Die Organisation für wirtschaftliche Zusammenarbeit und Entwicklung (OECD) hat untersucht, wie der Schweiz die Integration von Zugewanderten gelingt. Zuständig für diese Studie ist Mark Pearson, Vizedirektor der Abteilung für Beschäftigung, Arbeit und Soziales.
SRF News: Die Studie stellt der Schweiz ein gutes Zeugnis aus bei der Integration von Migrantinnen und Migranten. Was sticht speziell heraus?

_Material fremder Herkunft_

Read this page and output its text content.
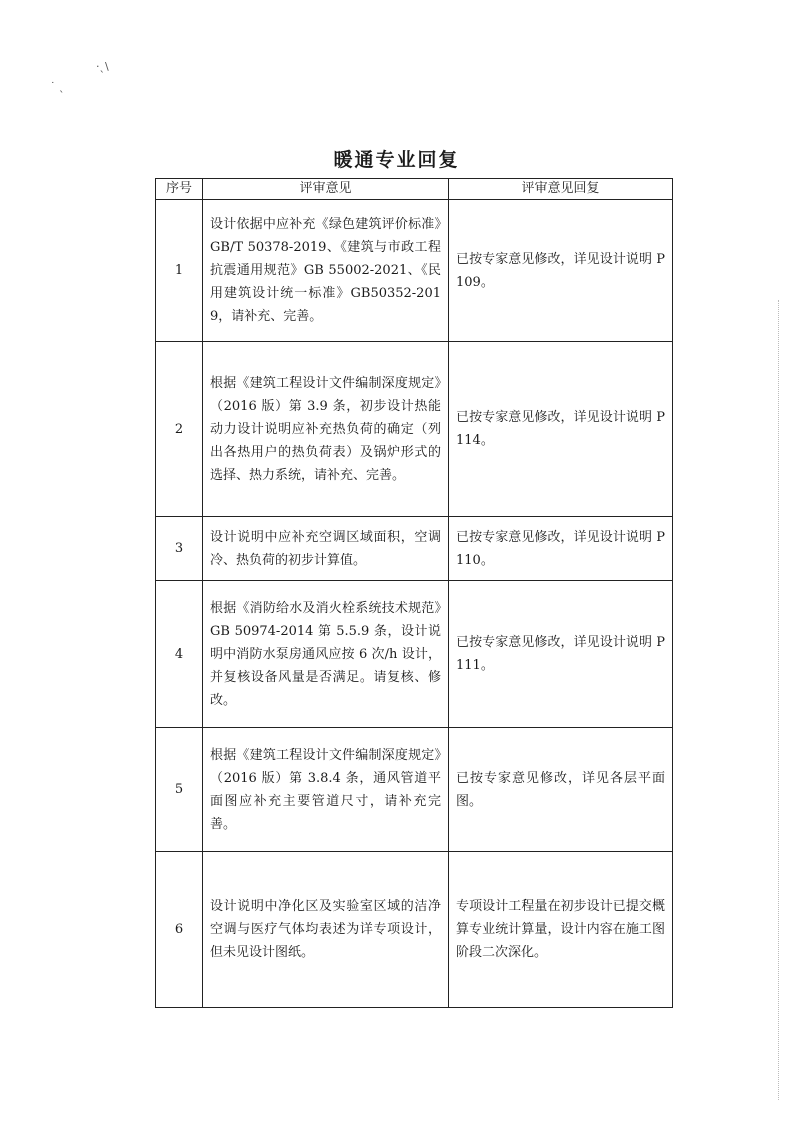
·ˎ\
˙ ˎ
暖通专业回复
序号	评审意见	评审意见回复
1	设计依据中应补充《绿色建筑评价标准》GB/T 50378-2019、《建筑与市政工程抗震通用规范》GB 55002-2021、《民用建筑设计统一标准》GB50352-2019，请补充、完善。	已按专家意见修改，详见设计说明 P109。
2	根据《建筑工程设计文件编制深度规定》（2016 版）第 3.9 条，初步设计热能动力设计说明应补充热负荷的确定（列出各热用户的热负荷表）及锅炉形式的选择、热力系统，请补充、完善。	已按专家意见修改，详见设计说明 P114。
3	设计说明中应补充空调区域面积，空调冷、热负荷的初步计算值。	已按专家意见修改，详见设计说明 P110。
4	根据《消防给水及消火栓系统技术规范》GB 50974-2014 第 5.5.9 条，设计说明中消防水泵房通风应按 6 次/h 设计，并复核设备风量是否满足。请复核、修改。	已按专家意见修改，详见设计说明 P111。
5	根据《建筑工程设计文件编制深度规定》（2016 版）第 3.8.4 条，通风管道平面图应补充主要管道尺寸，请补充完善。	已按专家意见修改，详见各层平面图。
6	设计说明中净化区及实验室区域的洁净空调与医疗气体均表述为详专项设计，但未见设计图纸。	专项设计工程量在初步设计已提交概算专业统计算量，设计内容在施工图阶段二次深化。
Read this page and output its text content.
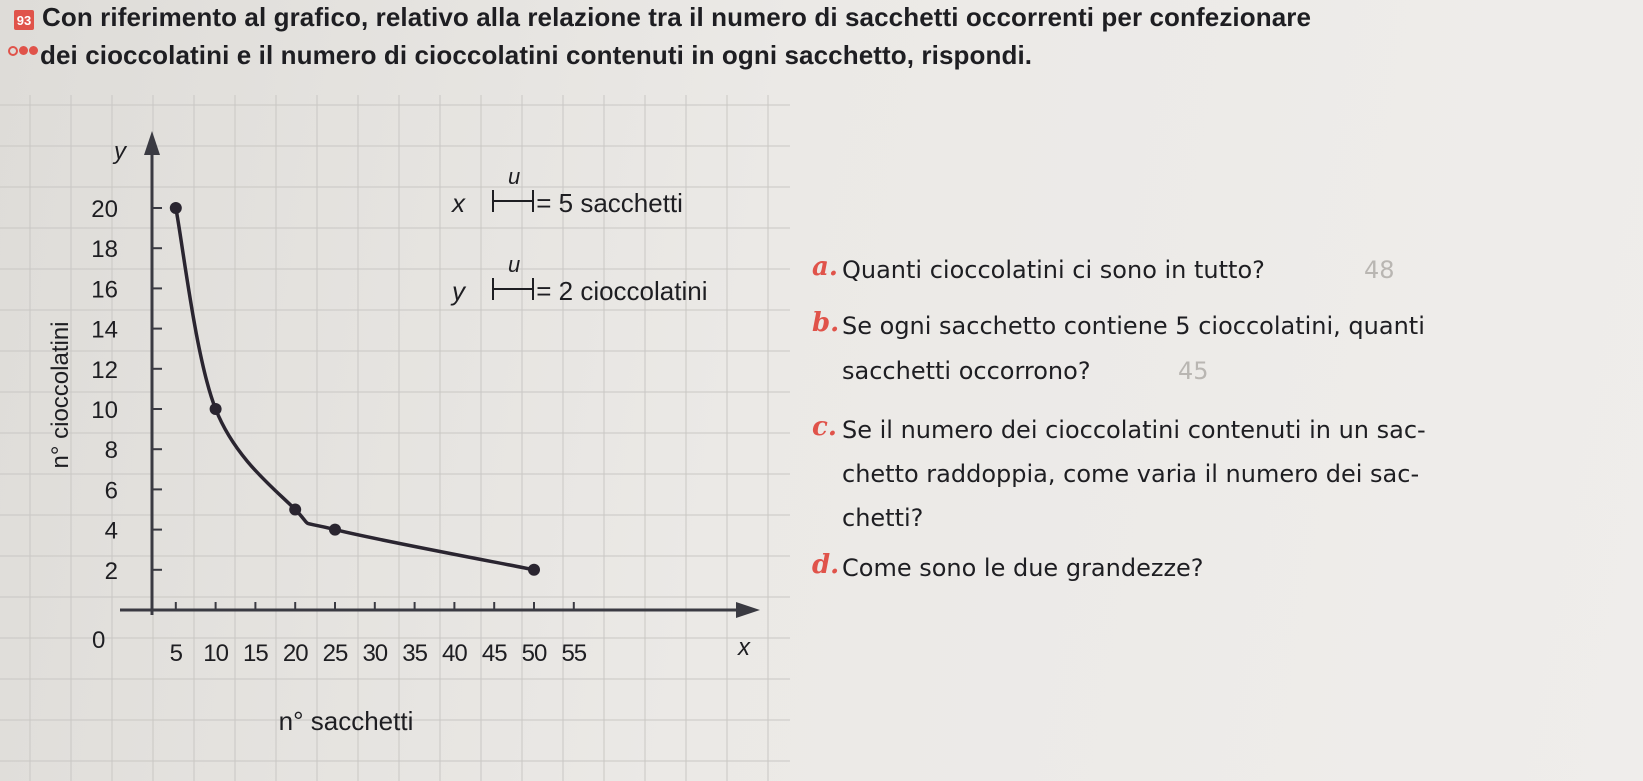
93 Con riferimento al grafico, relativo alla relazione tra il numero di sacchetti occorrenti per confezionare
dei cioccolatini e il numero di cioccolatini contenuti in ogni sacchetto, rispondi.
5 10 15 20 25 30 35 40 45 50 55
2
4
6
8
10
12
14
16
18
20
0	x
y
n° sacchetti
n° cioccolatini
x
u
= 5 sacchetti
y
u
= 2 cioccolatini
a. Quanti cioccolatini ci sono in tutto?	48
b. Se ogni sacchetto contiene 5 cioccolatini, quanti
sacchetti occorrono?	45
c. Se il numero dei cioccolatini contenuti in un sac-
chetto raddoppia, come varia il numero dei sac-
chetti?
d. Come sono le due grandezze?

Mark Pearson: Der Schweiz gelingt es besonders gut, Zugewanderte in den Arbeitsmarkt zu integrieren. 77 Prozent der Migrantinnen und Migranten in der Schweiz sind erwerbstätig – das ist im internationalen Vergleich beeindruckend.
Wie sieht es denn in anderen Staaten aus?
Die Schweiz liegt etwa acht Prozentpunkte über dem OECD-Durchschnitt. Nur wenige Länder sind ähnlich erfolgreich darin, Zugewanderte in die Arbeitswelt einzubinden. Und das ist umso bemerkenswerter, da die Schweiz einen hohen Anteil an Migranten hat – nur Luxemburg hat pro Kopf mehr Zugewanderte.
Migrantinnen haben oft keine familiären Netzwerke, die sie unterstützen. So ist es für sie schwieriger, Beruf und Familie zu vereinbaren.
Wobei es in der Schweiz ja auch Unterschiede gibt – und zwar zwischen den Geschlechtern.
Das stimmt. Die Erwerbsquote von zugewanderten Männern liegt in der Schweiz bei über 83 Prozent, bei Frauen indes nur bei gut 71 Prozent. Hauptgrund hierfür ist die fehlende Kinderbetreuung. Zudem haben Migrantinnen oft keine familiären Netzwerke, die sie unterstützen. So ist es für sie schwieriger, Beruf und Familie zu vereinbaren.
Neben dem Arbeitsmarkt haben Sie auch andere Aspekte untersucht. Wie gut sind Zugewanderte in der Schweiz insgesamt integriert?
Grundsätzlich sehr gut. Es gibt aber Bereiche, die Sorgen bereiten. Ein Beispiel ist die schulische Leistung: Kinder mit im Ausland geborenen Eltern liegen mit 15 Jahren beim Lesen im Schnitt etwa ein Jahr hinter Kindern mit in der Schweiz geborenen Eltern zurück. Das ist deutlich schlechter als in den meisten anderen Ländern.
Woran liegt das?
Ein Grund ist, dass Kinder in der Schweiz relativ spät eingeschult werden. Viele sprechen bis zum Alter von sechs Jahren hauptsächlich eine Fremdsprache. Das ist sehr spät, um die Landessprache zu lernen – und sie holen diesen Rückstand oft nicht mehr auf. Andere Länder zeigen: Frühkindliche Bildung ist der Schlüssel, um Kinder von Migranten besser zu integrieren.
Viele fühlen sich nicht vollständig als Teil der Gesellschaft, obwohl die Schweiz ihr Zuhause ist.
Ist es ein Vorteil für die Integration, dass in der Schweiz viele Sprachen gesprochen werden?
Nur bedingt. Am Anfang ist es ein Vorteil, weil viele Migranten zumindest eine der Landessprachen kennen. Später wird es aber zum Nachteil: Wer in der Romandie lebt, lernt Französisch, kann dann aber nicht einfach in die Deutschschweiz ziehen, wenn seine beruflichen Fähigkeiten dort vielleicht stärker gefragt wären. In anderen Ländern ist diese Mobilität einfacher.
Im Bericht wird erwähnt, dass es in der Schweiz relativ schwierig ist, die Staatsbürgerschaft zu erlangen. Wie wirkt sich das auf die Integration aus?
Wenn wir uns Migranten anschauen, die seit mehr als zehn Jahren in der Schweiz leben, beantragen nur rund 38 Prozent die Schweizer Staatsbürgerschaft. Im OECD-Schnitt sind es über 50 Prozent. Das hat Auswirkungen: Viele fühlen sich nicht vollständig als Teil der Gesellschaft, obwohl die Schweiz ihr Zuhause ist. Natürlich ist das eine politische Frage – die Schweiz entscheidet, wer Schweizer wird. Aber es ist wichtig zu bedenken, dass man Menschen dadurch in einer Art Zwischenstatus hält, und viele Länder hier einen anderen Weg gehen.